Depuis plus de 20 ans, les astronomes se heurtaient à une question déconcertante : comment des trous noirs supermassifs ont-ils pu se former si rapidement dans les premiers centaines de millions d’années de l’univers ? Les modèles classiques d’évolution stellaire ne suffisaient pas à expliquer la formation d’objets aussi massifs en si peu de temps. La réponse à cette énigme pourrait bien avoir été trouvée grâce au télescope spatial James Webb.
Les observations réalisées avec cet instrument de pointe ont permis d’identifier la première preuve directe d’un type d’étoile jusqu’alors uniquement théorique : les étoiles primordiales ultramassives. Ces géants stellaires, d’une taille colossale et d’une durée de vie éphémère, sont comparés à des dinosaures cosmiques par les chercheurs. Leur existence apporte une explication plausible à la formation rapide des trous noirs supermassifs.
La découverte est née de l’analyse d’une galaxie lointaine, GS3073, observée telle qu’elle était seulement 1,1 milliard d’années après le Big Bang. Les astronomes y ont détecté un rapport anormal entre l’azote et l’oxygène, une signature chimique qui ne correspond à aucun type d’étoile connu. Cette anomalie suggère la présence d’objets stellaires dont la masse se situe entre 1 000 et 10 000 fois celle du Soleil, une catégorie totalement différente de tout ce qui avait été observé jusqu’à présent.
Selon le docteur Daniel Whalen, de l’Institut de cosmologie et de gravitation de l’Université de Portsmouth :
« Notre dernière découverte permet de résoudre un mystère cosmique vieux de 20 ans. Avec GS 3073, nous disposons de la première preuve observationnelle de l’existence de ces étoiles gigantesques. »
Ces étoiles primordiales, qui brûlaient de l’hélium dans leur noyau, produisaient du carbone qui migrait vers les couches externes, réagissant avec l’hydrogène pour former de l’azote grâce au cycle carbone-azote-oxygène. Des courants de convection intenses distribuaient cet azote dans toute la structure stellaire. À leur mort, la matière enrichie s’échappait dans l’espace, contaminant le gaz environnant pendant des millions d’années. Ce processus explique l’excès chimique détecté par le télescope James Webb.
Les simulations ont montré que seules les étoiles dont la masse se situe entre 1 000 et 10 000 fois celle du Soleil produisent cette signature chimique spécifique. Les étoiles de masse modérée et les supernovae connues génèrent des proportions différentes de ces éléments.

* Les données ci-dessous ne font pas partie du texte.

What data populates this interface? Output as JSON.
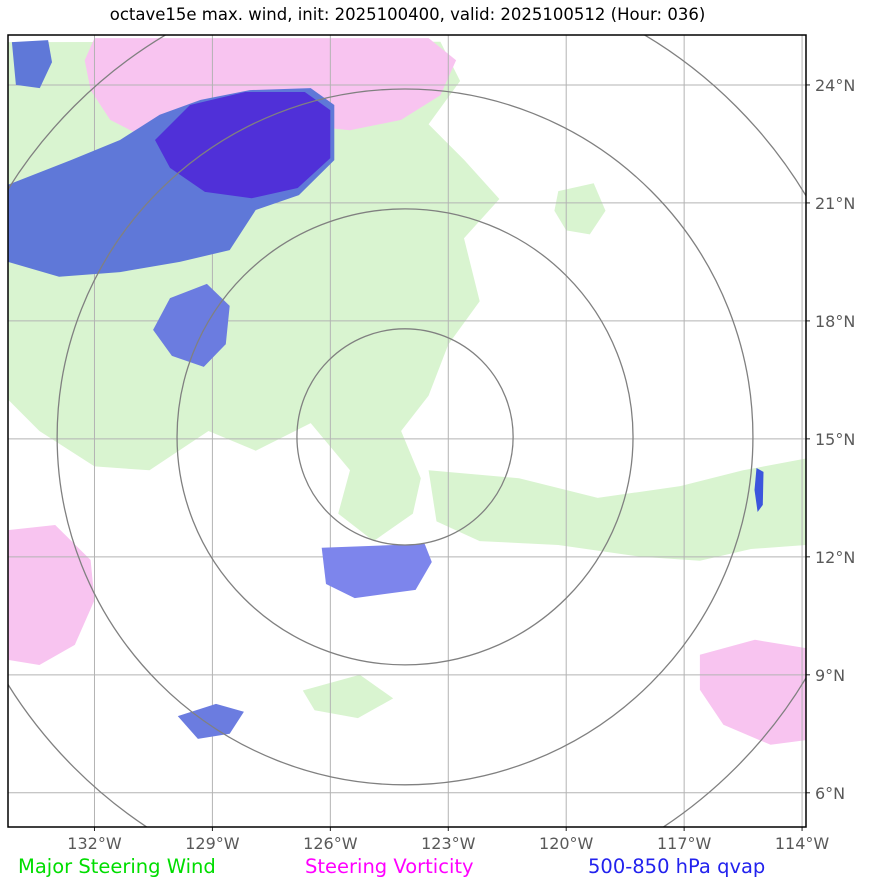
{
  "header": {
    "title": "octave15e max. wind, init: 2025100400, valid: 2025100512 (Hour: 036)"
  },
  "legend": {
    "items": [
      {
        "label": "Major Steering Wind",
        "color": "#00dd00"
      },
      {
        "label": "Steering Vorticity",
        "color": "#ff00ff"
      },
      {
        "label": "500-850 hPa qvap",
        "color": "#2222ee"
      }
    ]
  },
  "chart_data": {
    "type": "filled-contour-map",
    "lon_range": [
      -134.2,
      -113.9
    ],
    "lat_range": [
      5.13,
      25.27
    ],
    "x_ticks": [
      {
        "value": -132,
        "label": "132°W"
      },
      {
        "value": -129,
        "label": "129°W"
      },
      {
        "value": -126,
        "label": "126°W"
      },
      {
        "value": -123,
        "label": "123°W"
      },
      {
        "value": -120,
        "label": "120°W"
      },
      {
        "value": -117,
        "label": "117°W"
      },
      {
        "value": -114,
        "label": "114°W"
      }
    ],
    "y_ticks": [
      {
        "value": 24,
        "label": "24°N"
      },
      {
        "value": 21,
        "label": "21°N"
      },
      {
        "value": 18,
        "label": "18°N"
      },
      {
        "value": 15,
        "label": "15°N"
      },
      {
        "value": 12,
        "label": "12°N"
      },
      {
        "value": 9,
        "label": "9°N"
      },
      {
        "value": 6,
        "label": "6°N"
      }
    ],
    "grid_color": "#b3b3b3",
    "range_rings": {
      "center_lon": -124.1,
      "center_lat": 15.05,
      "radii_deg": [
        2.75,
        5.8,
        8.85,
        11.9
      ],
      "color": "#808080"
    },
    "regions": [
      {
        "name": "major-steering-wind-nw",
        "layer": "pale",
        "color": "#d9f4d0",
        "points": [
          [
            -134.2,
            25.09
          ],
          [
            -123.2,
            25.1
          ],
          [
            -122.7,
            24.1
          ],
          [
            -123.5,
            23.0
          ],
          [
            -122.6,
            22.1
          ],
          [
            -121.7,
            21.1
          ],
          [
            -122.6,
            20.1
          ],
          [
            -122.2,
            18.5
          ],
          [
            -123.0,
            17.4
          ],
          [
            -123.5,
            16.1
          ],
          [
            -124.2,
            15.2
          ],
          [
            -123.7,
            14.0
          ],
          [
            -123.9,
            13.1
          ],
          [
            -124.9,
            12.4
          ],
          [
            -125.8,
            13.1
          ],
          [
            -125.5,
            14.2
          ],
          [
            -126.5,
            15.4
          ],
          [
            -127.9,
            14.7
          ],
          [
            -129.1,
            15.2
          ],
          [
            -130.6,
            14.2
          ],
          [
            -132.0,
            14.3
          ],
          [
            -133.4,
            15.2
          ],
          [
            -134.2,
            16.0
          ]
        ]
      },
      {
        "name": "major-steering-wind-east-band",
        "layer": "pale",
        "color": "#d9f4d0",
        "points": [
          [
            -123.5,
            14.2
          ],
          [
            -121.2,
            14.0
          ],
          [
            -119.2,
            13.5
          ],
          [
            -117.1,
            13.8
          ],
          [
            -115.5,
            14.2
          ],
          [
            -113.9,
            14.5
          ],
          [
            -113.9,
            12.3
          ],
          [
            -115.3,
            12.2
          ],
          [
            -116.6,
            11.9
          ],
          [
            -118.1,
            12.0
          ],
          [
            -120.2,
            12.3
          ],
          [
            -122.2,
            12.4
          ],
          [
            -123.3,
            12.9
          ]
        ]
      },
      {
        "name": "major-steering-wind-small-ne",
        "layer": "pale",
        "color": "#d9f4d0",
        "points": [
          [
            -120.2,
            21.3
          ],
          [
            -119.3,
            21.5
          ],
          [
            -119.0,
            20.8
          ],
          [
            -119.4,
            20.2
          ],
          [
            -120.0,
            20.3
          ],
          [
            -120.3,
            20.8
          ]
        ]
      },
      {
        "name": "major-steering-wind-small-s",
        "layer": "pale",
        "color": "#d9f4d0",
        "points": [
          [
            -126.7,
            8.6
          ],
          [
            -125.25,
            9.0
          ],
          [
            -124.4,
            8.4
          ],
          [
            -125.3,
            7.9
          ],
          [
            -126.4,
            8.1
          ]
        ]
      },
      {
        "name": "steering-vorticity-north",
        "layer": "pale",
        "color": "#f8c4f0",
        "points": [
          [
            -132.0,
            25.19
          ],
          [
            -123.5,
            25.19
          ],
          [
            -122.8,
            24.63
          ],
          [
            -123.2,
            23.74
          ],
          [
            -124.2,
            23.11
          ],
          [
            -125.5,
            22.85
          ],
          [
            -126.8,
            22.98
          ],
          [
            -128.0,
            22.73
          ],
          [
            -129.3,
            22.35
          ],
          [
            -130.6,
            22.6
          ],
          [
            -131.6,
            23.11
          ],
          [
            -132.1,
            23.87
          ],
          [
            -132.25,
            24.63
          ]
        ]
      },
      {
        "name": "steering-vorticity-west",
        "layer": "pale",
        "color": "#f8c4f0",
        "points": [
          [
            -134.2,
            12.68
          ],
          [
            -133.0,
            12.81
          ],
          [
            -132.1,
            11.92
          ],
          [
            -132.0,
            10.9
          ],
          [
            -132.5,
            9.76
          ],
          [
            -133.4,
            9.25
          ],
          [
            -134.2,
            9.38
          ]
        ]
      },
      {
        "name": "steering-vorticity-se",
        "layer": "pale",
        "color": "#f8c4f0",
        "points": [
          [
            -116.6,
            9.51
          ],
          [
            -115.2,
            9.89
          ],
          [
            -113.9,
            9.68
          ],
          [
            -113.9,
            7.34
          ],
          [
            -114.8,
            7.22
          ],
          [
            -116.0,
            7.73
          ],
          [
            -116.6,
            8.62
          ]
        ]
      },
      {
        "name": "qvap-nw-outer",
        "layer": "top",
        "color": "#5f78d8",
        "points": [
          [
            -134.2,
            21.46
          ],
          [
            -132.6,
            22.09
          ],
          [
            -131.35,
            22.6
          ],
          [
            -130.34,
            23.24
          ],
          [
            -129.3,
            23.62
          ],
          [
            -128.05,
            23.87
          ],
          [
            -126.5,
            23.92
          ],
          [
            -125.9,
            23.49
          ],
          [
            -125.9,
            22.09
          ],
          [
            -126.8,
            21.2
          ],
          [
            -127.9,
            20.82
          ],
          [
            -128.56,
            19.8
          ],
          [
            -129.83,
            19.5
          ],
          [
            -131.35,
            19.24
          ],
          [
            -132.9,
            19.12
          ],
          [
            -134.2,
            19.5
          ]
        ]
      },
      {
        "name": "qvap-nw-core",
        "layer": "top",
        "color": "#5030d8",
        "points": [
          [
            -130.46,
            22.6
          ],
          [
            -129.57,
            23.49
          ],
          [
            -128.17,
            23.82
          ],
          [
            -126.65,
            23.82
          ],
          [
            -126.0,
            23.36
          ],
          [
            -126.0,
            22.14
          ],
          [
            -126.83,
            21.38
          ],
          [
            -128.0,
            21.12
          ],
          [
            -129.19,
            21.28
          ],
          [
            -130.08,
            21.89
          ]
        ]
      },
      {
        "name": "qvap-corner-nw",
        "layer": "top",
        "color": "#5f78d8",
        "points": [
          [
            -134.1,
            25.09
          ],
          [
            -133.18,
            25.14
          ],
          [
            -133.08,
            24.58
          ],
          [
            -133.39,
            23.92
          ],
          [
            -134.0,
            24.0
          ]
        ]
      },
      {
        "name": "qvap-west-small",
        "layer": "top",
        "color": "#6b7ce0",
        "points": [
          [
            -130.08,
            18.58
          ],
          [
            -129.14,
            18.94
          ],
          [
            -128.56,
            18.38
          ],
          [
            -128.66,
            17.41
          ],
          [
            -129.22,
            16.83
          ],
          [
            -130.03,
            17.11
          ],
          [
            -130.51,
            17.77
          ]
        ]
      },
      {
        "name": "qvap-center-south",
        "layer": "top",
        "color": "#7d85ec",
        "points": [
          [
            -126.22,
            12.23
          ],
          [
            -123.6,
            12.33
          ],
          [
            -123.42,
            11.87
          ],
          [
            -123.83,
            11.16
          ],
          [
            -125.38,
            10.95
          ],
          [
            -126.11,
            11.31
          ]
        ]
      },
      {
        "name": "qvap-south-small",
        "layer": "top",
        "color": "#6b7ce0",
        "points": [
          [
            -129.88,
            7.95
          ],
          [
            -128.91,
            8.26
          ],
          [
            -128.2,
            8.06
          ],
          [
            -128.56,
            7.5
          ],
          [
            -129.37,
            7.37
          ]
        ]
      },
      {
        "name": "qvap-east-sliver",
        "layer": "top",
        "color": "#3c55dd",
        "points": [
          [
            -115.16,
            14.26
          ],
          [
            -114.98,
            14.16
          ],
          [
            -115.0,
            13.32
          ],
          [
            -115.13,
            13.14
          ],
          [
            -115.21,
            13.7
          ]
        ]
      }
    ]
  }
}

Cette découverte permet de mieux comprendre l’évolution des premières galaxies et offre une explication plausible à l’origine des trous noirs supermassifs.

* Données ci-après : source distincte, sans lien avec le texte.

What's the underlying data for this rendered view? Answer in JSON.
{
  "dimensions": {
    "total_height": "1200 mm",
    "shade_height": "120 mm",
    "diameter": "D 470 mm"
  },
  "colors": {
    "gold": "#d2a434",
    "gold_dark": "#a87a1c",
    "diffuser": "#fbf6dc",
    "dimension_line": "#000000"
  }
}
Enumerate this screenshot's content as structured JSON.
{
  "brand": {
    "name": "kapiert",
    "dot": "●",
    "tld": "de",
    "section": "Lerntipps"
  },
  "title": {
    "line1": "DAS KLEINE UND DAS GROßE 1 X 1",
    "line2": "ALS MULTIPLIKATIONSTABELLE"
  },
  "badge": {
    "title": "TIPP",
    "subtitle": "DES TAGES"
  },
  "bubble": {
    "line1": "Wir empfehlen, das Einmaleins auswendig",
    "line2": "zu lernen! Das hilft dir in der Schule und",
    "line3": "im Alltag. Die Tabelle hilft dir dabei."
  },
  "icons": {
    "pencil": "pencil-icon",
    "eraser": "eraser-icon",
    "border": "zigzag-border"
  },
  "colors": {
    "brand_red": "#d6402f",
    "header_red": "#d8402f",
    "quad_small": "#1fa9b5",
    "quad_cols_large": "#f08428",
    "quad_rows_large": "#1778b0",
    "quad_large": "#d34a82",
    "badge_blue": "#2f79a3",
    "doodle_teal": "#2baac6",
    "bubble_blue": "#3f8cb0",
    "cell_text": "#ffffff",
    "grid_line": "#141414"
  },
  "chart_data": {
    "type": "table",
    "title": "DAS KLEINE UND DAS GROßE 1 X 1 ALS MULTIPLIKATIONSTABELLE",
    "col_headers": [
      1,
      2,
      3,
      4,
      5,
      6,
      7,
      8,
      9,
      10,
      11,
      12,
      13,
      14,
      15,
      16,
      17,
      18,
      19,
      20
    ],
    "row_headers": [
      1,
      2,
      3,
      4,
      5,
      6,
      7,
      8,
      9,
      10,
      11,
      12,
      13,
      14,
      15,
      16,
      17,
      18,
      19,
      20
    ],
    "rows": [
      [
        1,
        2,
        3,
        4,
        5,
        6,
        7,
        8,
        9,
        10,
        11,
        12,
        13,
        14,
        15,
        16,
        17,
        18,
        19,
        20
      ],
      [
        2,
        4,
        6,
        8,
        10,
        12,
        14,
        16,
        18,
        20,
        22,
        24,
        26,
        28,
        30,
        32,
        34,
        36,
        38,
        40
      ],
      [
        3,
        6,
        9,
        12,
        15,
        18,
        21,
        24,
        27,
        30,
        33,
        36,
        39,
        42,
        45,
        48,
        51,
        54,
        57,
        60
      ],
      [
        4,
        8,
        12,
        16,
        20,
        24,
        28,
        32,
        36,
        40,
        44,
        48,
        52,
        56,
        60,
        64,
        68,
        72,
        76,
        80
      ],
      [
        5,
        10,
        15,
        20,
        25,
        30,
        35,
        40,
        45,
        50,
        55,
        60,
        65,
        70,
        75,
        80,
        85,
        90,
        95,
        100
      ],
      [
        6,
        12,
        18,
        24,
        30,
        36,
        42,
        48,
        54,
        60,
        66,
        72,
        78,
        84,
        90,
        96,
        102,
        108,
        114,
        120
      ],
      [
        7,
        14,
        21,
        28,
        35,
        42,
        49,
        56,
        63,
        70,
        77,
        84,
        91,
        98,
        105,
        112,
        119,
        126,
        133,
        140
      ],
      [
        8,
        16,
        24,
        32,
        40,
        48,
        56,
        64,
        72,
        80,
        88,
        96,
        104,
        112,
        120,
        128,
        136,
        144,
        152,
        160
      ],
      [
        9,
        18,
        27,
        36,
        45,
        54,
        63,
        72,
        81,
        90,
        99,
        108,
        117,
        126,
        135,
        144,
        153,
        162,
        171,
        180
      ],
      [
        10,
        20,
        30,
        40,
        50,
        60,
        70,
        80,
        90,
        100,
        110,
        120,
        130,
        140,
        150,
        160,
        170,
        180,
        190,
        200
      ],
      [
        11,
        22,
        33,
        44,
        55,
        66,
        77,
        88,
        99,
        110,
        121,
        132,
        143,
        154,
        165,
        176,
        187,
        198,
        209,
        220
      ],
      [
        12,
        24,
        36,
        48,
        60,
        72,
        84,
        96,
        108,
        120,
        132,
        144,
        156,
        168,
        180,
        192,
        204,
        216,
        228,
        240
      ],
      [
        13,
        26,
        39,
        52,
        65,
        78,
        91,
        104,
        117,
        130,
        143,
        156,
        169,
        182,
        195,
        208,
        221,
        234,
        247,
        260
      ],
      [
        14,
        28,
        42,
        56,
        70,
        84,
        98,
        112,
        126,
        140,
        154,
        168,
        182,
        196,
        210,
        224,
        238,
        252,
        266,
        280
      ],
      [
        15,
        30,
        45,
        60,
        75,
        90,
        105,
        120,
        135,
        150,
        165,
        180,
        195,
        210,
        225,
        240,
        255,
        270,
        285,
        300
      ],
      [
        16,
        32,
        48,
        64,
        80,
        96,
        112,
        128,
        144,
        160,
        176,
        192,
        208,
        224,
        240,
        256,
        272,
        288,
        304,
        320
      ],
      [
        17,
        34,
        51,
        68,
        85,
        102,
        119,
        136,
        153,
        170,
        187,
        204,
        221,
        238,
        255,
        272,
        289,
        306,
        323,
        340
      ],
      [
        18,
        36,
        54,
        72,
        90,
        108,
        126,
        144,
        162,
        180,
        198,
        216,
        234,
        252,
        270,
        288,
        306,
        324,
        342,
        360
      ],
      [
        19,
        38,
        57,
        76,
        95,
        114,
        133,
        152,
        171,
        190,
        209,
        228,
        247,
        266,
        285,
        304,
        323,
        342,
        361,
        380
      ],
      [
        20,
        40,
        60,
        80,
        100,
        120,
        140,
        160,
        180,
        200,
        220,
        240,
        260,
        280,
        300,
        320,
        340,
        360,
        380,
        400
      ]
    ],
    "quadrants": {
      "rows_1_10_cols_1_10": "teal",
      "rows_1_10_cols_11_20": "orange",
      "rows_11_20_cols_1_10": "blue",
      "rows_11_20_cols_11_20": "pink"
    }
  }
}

En 2022, des chercheurs avaient déjà publié des travaux prédisant la formation naturelle d’étoiles supermassives dans des courants rares et turbulents de gaz froid dans l’univers primitif, expliquant ainsi l’existence de quasars (trous noirs extraordinairement brillants) moins d’un milliard d’années après le Big Bang.
Comme les dinosaures sur Terre, ces étoiles géantes ont dominé leur environnement pendant une courte période avant de disparaître, laissant derrière elles des traces chimiques que nous pouvons détecter aujourd’hui. Leur absence ne diminue en rien leur importance historique. Comprendre comment ces étoiles monstres ont vécu et sont mortes nous permet de mieux comprendre l’univers tel que nous le connaissons aujourd’hui.
L’astrophysicien Devesh Nandal, de l’Institut de théorie et d’informatique du Harvard Smithsonian Center for Astrophysics, a déclaré :
« Les abondances chimiques agissent comme une empreinte cosmique, et le motif de GS3073 ne ressemble à rien de ce que les étoiles ordinaires peuvent produire. Son azote extrême ne correspond qu’à un type de source que nous connaissons : des étoiles primordiales des milliers de fois plus massives que notre Soleil. »
Les chercheurs espèrent trouver d’autres galaxies présentant des signatures chimiques similaires grâce aux futures observations du télescope James Webb. Chaque nouvelle découverte renforcera l’hypothèse selon laquelle ces étoiles monstres n’étaient pas une curiosité isolée, mais une phase clé dans l’évolution précoce de l’univers.